INDIAN RIVER COUNTY — A former Storm Grove Middle School teacher will not get a hearing before the Florida Department of Administrative Hearings. Instead, his employment fate — whether or not he will be fired from the Indian River County School District — will be decided by the School Board on Nov. 26.
At Tuesday evening’s School Board meeting, the board voted to conduct its own hearing over whether or not to fire without pay Storm Grove Middle School Teacher Alan Seiden, for allegedly being unnecessarily aggressive with an autistic child in October 2011.
Seiden’s attorney, Thomas Johnson, of Brandon, Fla., asked that the School Board, instead of holding a hearing, have an intermediary hearing with an officer from the Florida Department of Administrative Hearings, who would then make a recommendation to the School Board.
But after about 20 minutes of discussion, with Board Chairman Jeff Pegler and board member Claudia Jimenez in strong support of foregoing the intermediary hearing, the board voted 3-1 to hold its own termination hearing. Vice Chair Carol Johnson was not at the meeting.
Board member Matt McCain was the lone hold-out in favor of the intermediary hearing because, he said, he believed the officer at that administrative hearing would have more experience in such matters than he did.
The board voted in favor of Schools Superintendent Fran Adam’s recommendation to suspend Johnson without pay until the termination hearing which it scheduled for the Monday after the Thanksgiving holiday.
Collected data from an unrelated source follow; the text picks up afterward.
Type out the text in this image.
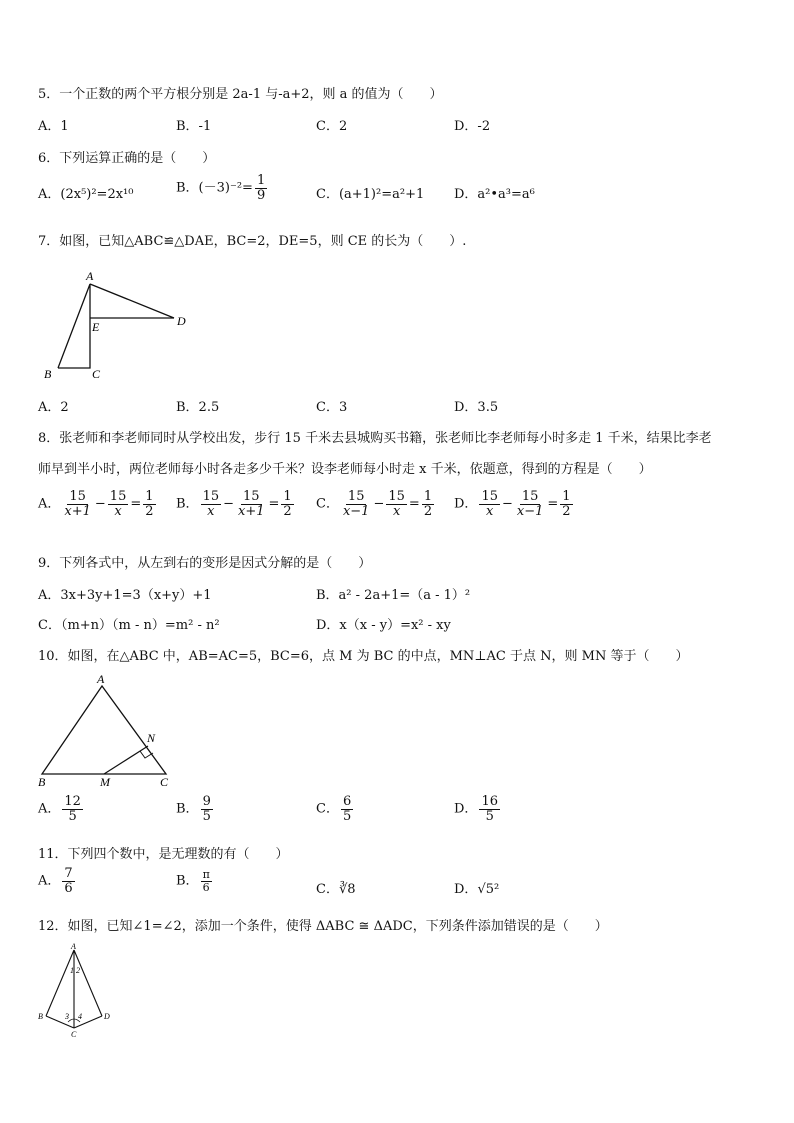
5．一个正数的两个平方根分别是 2a-1 与-a+2，则 a 的值为（　　）
A．1	B．-1	C．2	D．-2
6．下列运算正确的是（　　）
A．(2x⁵)²=2x¹⁰	B．$(-3)^{-2}= \frac{1}{9}$	C．(a+1)²=a²+1 D．a²•a³=a⁶
7．如图，已知△ABC≌△DAE，BC=2，DE=5，则 CE 的长为（　　）.
A
E	D
B	C
A．2	B．2.5	C．3	D．3.5
8．张老师和李老师同时从学校出发，步行 15 千米去县城购买书籍，张老师比李老师每小时多走 1 千米，结果比李老
师早到半小时，两位老师每小时各走多少千米？设李老师每小时走 x 千米，依题意，得到的方程是（　　）
A． $\frac{15}{x+1} - \frac{15}{x} = \frac{1}{2}$ B． $\frac{15}{x} - \frac{15}{x+1} = \frac{1}{2}$ C． $\frac{15}{x-1} - \frac{15}{x} = \frac{1}{2}$ D． $\frac{15}{x} - \frac{15}{x-1} = \frac{1}{2}$
9．下列各式中，从左到右的变形是因式分解的是（　　）
A．3x+3y+1=3（x+y）+1	B．a² - 2a+1=（a - 1）²
C．（m+n）（m - n）=m² - n²	D．x（x - y）=x² - xy
10．如图，在△ABC 中，AB=AC=5，BC=6，点 M 为 BC 的中点，MN⊥AC 于点 N，则 MN 等于（　　）
A
B	C
M
N
A． $\frac{12}{5}$	B． $\frac{9}{5}$	C． $\frac{6}{5}$	D． $\frac{16}{5}$
11．下列四个数中，是无理数的有（　　）
A． $\frac{7}{6}$	B． $\frac{\pi}{6}$	C．∛8	D．√5²
12．如图，已知∠1=∠2，添加一个条件，使得 ΔABC ≅ ΔADC，下列条件添加错误的是（　　）
A
1 2
B	D
3 4
C
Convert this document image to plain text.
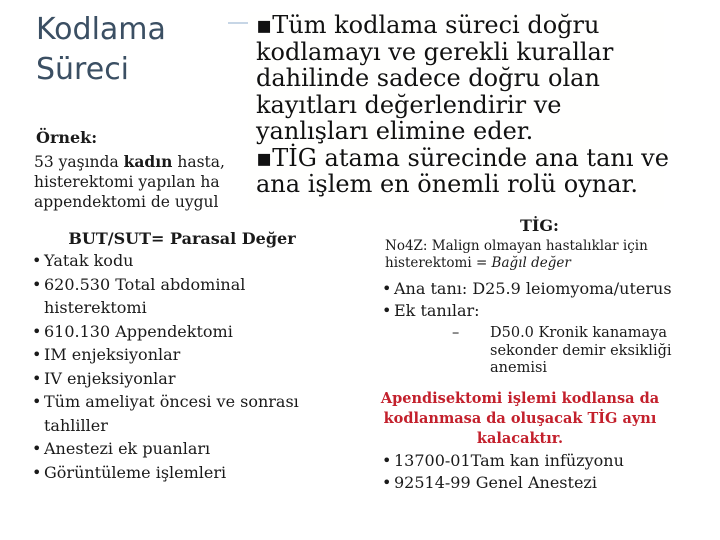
Kodlama
Süreci
Örnek:
53 yaşında kadın hasta,
histerektomi yapılan ha
appendektomi de uygul
▪Tüm kodlama süreci doğru
kodlamayı ve gerekli kurallar
dahilinde sadece doğru olan
kayıtları değerlendirir ve
yanlışları elimine eder.
▪TİG atama sürecinde ana tanı ve
ana işlem en önemli rolü oynar.
BUT/SUT= Parasal Değer
• Yatak kodu
• 620.530 Total abdominal histerektomi
• 610.130 Appendektomi
• IM enjeksiyonlar
• IV enjeksiyonlar
• Tüm ameliyat öncesi ve sonrası tahliller
• Anestezi ek puanları
• Görüntüleme işlemleri
TİG:
No4Z: Malign olmayan hastalıklar için histerektomi = Bağıl değer
• Ana tanı: D25.9 leiomyoma/uterus
• Ek tanılar:
– D50.0 Kronik kanamaya sekonder demir eksikliği anemisi
• 13700-01Tam kan infüzyonu
• 92514-99 Genel Anestezi
Apendisektomi işlemi kodlansa da kodlanmasa da oluşacak TİG aynı kalacaktır.
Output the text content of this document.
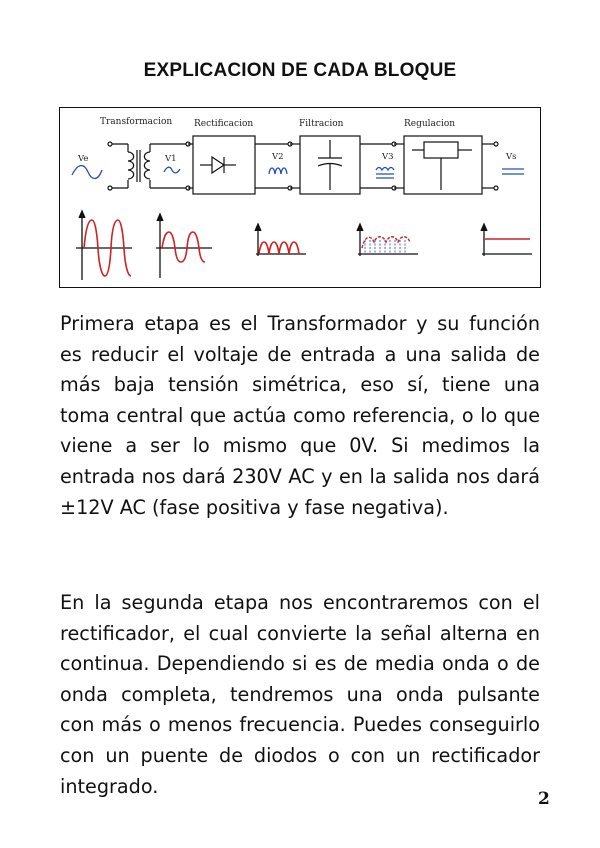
EXPLICACION DE CADA BLOQUE
Transformacion Rectificacion	Filtracion	Regulacion
Ve	V1	V2	V3	Vs

Primera etapa es el Transformador y su función es reducir el voltaje de entrada a una salida de más baja tensión simétrica, eso sí, tiene una toma central que actúa como referencia, o lo que viene a ser lo mismo que 0V. Si medimos la entrada nos dará 230V AC y en la salida nos dará ±12V AC (fase positiva y fase negativa).

En la segunda etapa nos encontraremos con el rectificador, el cual convierte la señal alterna en continua. Dependiendo si es de media onda o de onda completa, tendremos una onda pulsante con más o menos frecuencia. Puedes conseguirlo con un puente de diodos o con un rectificador integrado.

2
Between Sept. 25 and Oct. 9, Seiden, a special needs teacher, was reassigned to the Purchasing Department while waiting to see if the board would suspend him without pay and while waiting for the hearing on whether or not to terminate him.
According to a School District letter sent to Seiden, the alleged misconduct occurred when he accompanied students in the autistic program at Storm Grove Middle School on a field trip to LaPorte Farms on Oct. 11. During that trip, says the School District charging letter, Seiden “inappropriately handled (a student’s) behavior, which caused a significant escalation” of an incident. Seiden’s handling of the incident was characterized in the letter as “improper and aggressive physical and verbal actions” that exposed “the student to unnecessary embarrassment or disparagement.”
At the time of the incident, Seiden had been a teacher in Indian River County for more than 10 years. But it was the second time in a year that his actions were brought to the board for disciplinary consideration.
In February 2012, he was accused of hitting another student in his charge and eight days of suspension were recommended by the superintendent.
The language in the charging letter over that incident was very similar to that in the letter concerning the incident at the LaPorte Farms field trip.